Upon arrival, the patient was dyspneic, SpO2 96% with 2 l/min nasal oxygen, responsive and conscious, and BP was 100/48 mmHg under catecholamine support. ECG showed AF (120 bpm). Echocardiography revealed a severely reduced LVEF of only 18%. Chest X-ray showed pleural effusion and increased cardiothoracic ratio (Figure 2(a)).

As electrical cardioversion was unsuccessful, she was started on amiodarone. Bisoprolol was continued at 5 mg/day. Coronary angiography was unremarkable.
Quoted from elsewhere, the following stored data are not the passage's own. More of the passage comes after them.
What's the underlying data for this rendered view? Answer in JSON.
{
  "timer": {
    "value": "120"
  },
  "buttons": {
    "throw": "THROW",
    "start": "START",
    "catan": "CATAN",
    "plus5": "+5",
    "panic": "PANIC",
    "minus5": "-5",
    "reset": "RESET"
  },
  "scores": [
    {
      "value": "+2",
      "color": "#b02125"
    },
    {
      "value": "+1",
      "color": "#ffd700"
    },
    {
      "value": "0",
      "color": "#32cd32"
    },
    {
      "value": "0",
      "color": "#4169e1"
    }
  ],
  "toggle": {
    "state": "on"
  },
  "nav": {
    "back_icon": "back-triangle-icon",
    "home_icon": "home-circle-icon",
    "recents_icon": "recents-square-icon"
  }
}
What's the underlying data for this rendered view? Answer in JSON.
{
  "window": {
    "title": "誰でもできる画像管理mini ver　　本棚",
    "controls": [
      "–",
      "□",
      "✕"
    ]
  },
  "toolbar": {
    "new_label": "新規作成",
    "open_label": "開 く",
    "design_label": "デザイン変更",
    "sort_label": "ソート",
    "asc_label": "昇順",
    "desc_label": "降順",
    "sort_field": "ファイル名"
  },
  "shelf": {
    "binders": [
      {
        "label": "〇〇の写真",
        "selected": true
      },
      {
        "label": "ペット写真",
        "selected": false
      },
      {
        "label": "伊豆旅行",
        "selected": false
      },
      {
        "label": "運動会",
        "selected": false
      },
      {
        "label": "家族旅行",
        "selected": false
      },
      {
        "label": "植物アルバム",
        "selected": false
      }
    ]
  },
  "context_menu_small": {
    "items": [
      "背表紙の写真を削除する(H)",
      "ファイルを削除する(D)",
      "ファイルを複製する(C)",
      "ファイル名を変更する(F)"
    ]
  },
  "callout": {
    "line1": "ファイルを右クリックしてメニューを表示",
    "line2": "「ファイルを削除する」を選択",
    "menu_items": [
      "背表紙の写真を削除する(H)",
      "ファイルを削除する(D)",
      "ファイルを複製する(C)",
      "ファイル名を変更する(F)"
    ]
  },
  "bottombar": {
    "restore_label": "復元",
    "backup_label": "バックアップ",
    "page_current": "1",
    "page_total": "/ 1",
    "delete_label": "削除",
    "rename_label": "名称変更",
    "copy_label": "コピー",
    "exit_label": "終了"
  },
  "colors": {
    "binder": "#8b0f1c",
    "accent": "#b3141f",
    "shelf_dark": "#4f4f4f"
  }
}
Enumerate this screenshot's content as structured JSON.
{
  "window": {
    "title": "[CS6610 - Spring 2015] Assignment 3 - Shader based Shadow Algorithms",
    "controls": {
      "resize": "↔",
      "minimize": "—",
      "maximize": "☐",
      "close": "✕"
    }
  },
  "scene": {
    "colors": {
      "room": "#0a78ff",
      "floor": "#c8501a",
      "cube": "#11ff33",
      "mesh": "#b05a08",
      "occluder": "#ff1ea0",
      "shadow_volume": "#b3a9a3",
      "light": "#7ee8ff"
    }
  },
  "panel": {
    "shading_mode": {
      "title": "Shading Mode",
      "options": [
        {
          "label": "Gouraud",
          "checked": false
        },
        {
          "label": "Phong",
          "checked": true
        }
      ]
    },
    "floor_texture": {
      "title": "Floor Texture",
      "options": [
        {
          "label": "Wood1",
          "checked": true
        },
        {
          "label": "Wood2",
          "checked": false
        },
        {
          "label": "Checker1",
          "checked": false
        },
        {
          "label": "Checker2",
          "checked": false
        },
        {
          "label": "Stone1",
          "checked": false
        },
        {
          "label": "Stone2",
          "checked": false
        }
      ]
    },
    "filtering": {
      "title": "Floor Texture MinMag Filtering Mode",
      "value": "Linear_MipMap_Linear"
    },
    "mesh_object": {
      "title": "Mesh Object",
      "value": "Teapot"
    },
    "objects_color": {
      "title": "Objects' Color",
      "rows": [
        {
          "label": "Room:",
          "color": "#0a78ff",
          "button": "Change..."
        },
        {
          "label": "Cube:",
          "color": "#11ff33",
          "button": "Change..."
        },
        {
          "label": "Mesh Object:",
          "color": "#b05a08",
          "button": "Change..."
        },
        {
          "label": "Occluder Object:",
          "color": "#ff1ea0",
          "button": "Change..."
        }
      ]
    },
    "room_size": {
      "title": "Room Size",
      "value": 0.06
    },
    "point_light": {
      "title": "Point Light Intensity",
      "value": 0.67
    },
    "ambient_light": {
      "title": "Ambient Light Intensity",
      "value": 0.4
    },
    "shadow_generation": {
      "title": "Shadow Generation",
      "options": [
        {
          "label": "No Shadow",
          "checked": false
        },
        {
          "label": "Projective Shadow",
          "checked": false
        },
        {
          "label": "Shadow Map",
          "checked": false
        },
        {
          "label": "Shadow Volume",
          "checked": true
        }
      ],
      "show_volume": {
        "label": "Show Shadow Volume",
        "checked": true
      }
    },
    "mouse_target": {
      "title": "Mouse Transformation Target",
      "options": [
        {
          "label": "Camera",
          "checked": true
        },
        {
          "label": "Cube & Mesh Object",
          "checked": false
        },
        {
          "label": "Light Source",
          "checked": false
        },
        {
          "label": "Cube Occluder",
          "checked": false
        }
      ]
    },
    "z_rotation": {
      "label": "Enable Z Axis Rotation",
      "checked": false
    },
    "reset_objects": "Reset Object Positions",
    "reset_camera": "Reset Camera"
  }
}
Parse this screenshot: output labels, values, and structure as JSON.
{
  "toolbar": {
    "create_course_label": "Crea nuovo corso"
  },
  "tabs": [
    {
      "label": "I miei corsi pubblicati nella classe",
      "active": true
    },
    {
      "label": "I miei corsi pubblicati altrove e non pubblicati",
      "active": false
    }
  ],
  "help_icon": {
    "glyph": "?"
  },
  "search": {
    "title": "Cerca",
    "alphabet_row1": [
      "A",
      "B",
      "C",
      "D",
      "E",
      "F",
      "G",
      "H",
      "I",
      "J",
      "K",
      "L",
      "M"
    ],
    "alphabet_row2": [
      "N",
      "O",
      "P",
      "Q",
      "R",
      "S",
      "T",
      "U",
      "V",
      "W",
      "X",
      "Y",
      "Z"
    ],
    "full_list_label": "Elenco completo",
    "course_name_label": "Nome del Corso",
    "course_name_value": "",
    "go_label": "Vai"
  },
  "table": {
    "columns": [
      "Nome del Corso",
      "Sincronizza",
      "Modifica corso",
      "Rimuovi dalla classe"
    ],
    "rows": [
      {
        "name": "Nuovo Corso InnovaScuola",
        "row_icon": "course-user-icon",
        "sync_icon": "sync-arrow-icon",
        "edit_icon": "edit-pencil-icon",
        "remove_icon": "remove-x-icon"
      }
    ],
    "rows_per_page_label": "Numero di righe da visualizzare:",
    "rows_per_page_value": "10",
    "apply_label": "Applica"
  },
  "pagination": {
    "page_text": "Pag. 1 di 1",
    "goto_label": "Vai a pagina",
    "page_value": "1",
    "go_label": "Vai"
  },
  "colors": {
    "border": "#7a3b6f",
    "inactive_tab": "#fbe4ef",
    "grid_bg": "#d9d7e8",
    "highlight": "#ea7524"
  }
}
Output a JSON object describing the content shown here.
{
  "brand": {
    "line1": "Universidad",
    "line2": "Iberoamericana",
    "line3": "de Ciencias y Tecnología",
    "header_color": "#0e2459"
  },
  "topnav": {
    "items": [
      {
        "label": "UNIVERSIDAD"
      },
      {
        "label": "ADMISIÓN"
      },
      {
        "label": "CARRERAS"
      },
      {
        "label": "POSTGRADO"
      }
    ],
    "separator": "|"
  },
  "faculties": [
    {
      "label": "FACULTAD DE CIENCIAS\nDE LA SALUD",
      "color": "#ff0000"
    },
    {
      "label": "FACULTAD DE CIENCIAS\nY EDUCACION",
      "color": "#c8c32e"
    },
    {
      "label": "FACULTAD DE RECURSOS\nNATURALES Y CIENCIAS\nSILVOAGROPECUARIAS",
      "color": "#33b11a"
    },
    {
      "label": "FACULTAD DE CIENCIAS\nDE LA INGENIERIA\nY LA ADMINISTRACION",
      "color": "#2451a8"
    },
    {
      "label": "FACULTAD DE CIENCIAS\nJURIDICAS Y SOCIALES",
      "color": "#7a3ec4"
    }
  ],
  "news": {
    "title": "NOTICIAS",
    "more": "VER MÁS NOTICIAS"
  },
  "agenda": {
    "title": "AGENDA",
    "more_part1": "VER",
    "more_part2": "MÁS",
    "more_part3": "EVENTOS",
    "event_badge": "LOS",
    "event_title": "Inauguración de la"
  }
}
Heart rate decreased to around 100 bpm, and over the following 7 hours, catecholamines were fully weaned. Cardiac MRI on the fifth day after admission showed LVEF of 41%, without signs of inflammation or myocardial fibrosis. One day later, she converted into SR. An elective pulmonary vein isolation (PVI) was scheduled, and the patient was discharged with a full cardiovascular recovery (Figure 2(b)). At the time of this report, 4 months after the PVI and 5 months after the admission with cardiogenic shock, the patient negates any symptoms of AF recurrence or heart failure.

3. Discussion

Flecainide belongs to the class IC antiarrhythmic drugs that mainly act via potent and selective blockade of the cardiac fast inward sodium current. Its efficacy is use-dependent as it has a high affinity for open-state channels. Flecainide is safe and effective in preventing recurrent AF in patients without significant structural heart disease and is recommended as a first-line therapy by the current guidelines [1, 2, 9]. The PIP treatment strategy with flecainide in appropriately selected patients has been shown to be safe and effective and to significantly reduce hospitalizations [3]. Still, it is well known that its use may be associated with proarrhythmia [1, 10]. Moreover, flecainide has shown to exhibit mildly negative inotropic effects in healthy subjects, sometimes even causing dramatic but asymptomatic and reversible impairment of the systolic function [10].

Orally administered, its bioavailability is approximately 90%. Peak plasma concentration is reached within 1–3 hours and it has a half-life of 7–12 h. Cardiac manifestations appear after 30–120 minutes. The higher the dose, the shorter the delay [9]. Given the use-dependent properties of flecainide, its antiarrhythmic effect, but also the toxicity risk could rise significantly at higher heart rates [1].

There have been case reports of severe cardiogenic shock after large-dose ingestions, or at therapeutic levels in patients with clear contraindications (structural heart disease, before the publication of the CAST study) [58]. Cardiogenic shock after a therapeutic dose of flecainide in patients without contraindications has not yet been reported in literature.

This patient without known contraindications developed acute heart failure with severely reduced LVEF and cardiogenic shock after ingesting only the recommended dose of flecainide.

This severe complication despite adequate treatment based on extensive evidence could be explained by increased susceptibility to negative inotropic effect of flecainide as a consequence of marked tachycardia. As a differential diagnosis, tachycardia-induced cardiomyopathy or a combination of both could be considered.

Therefore, cautious monitoring after new administration of flecainide or after increasing the dose is advisable.

Conflicts of Interest

The authors declare that they have no conflicts of interest.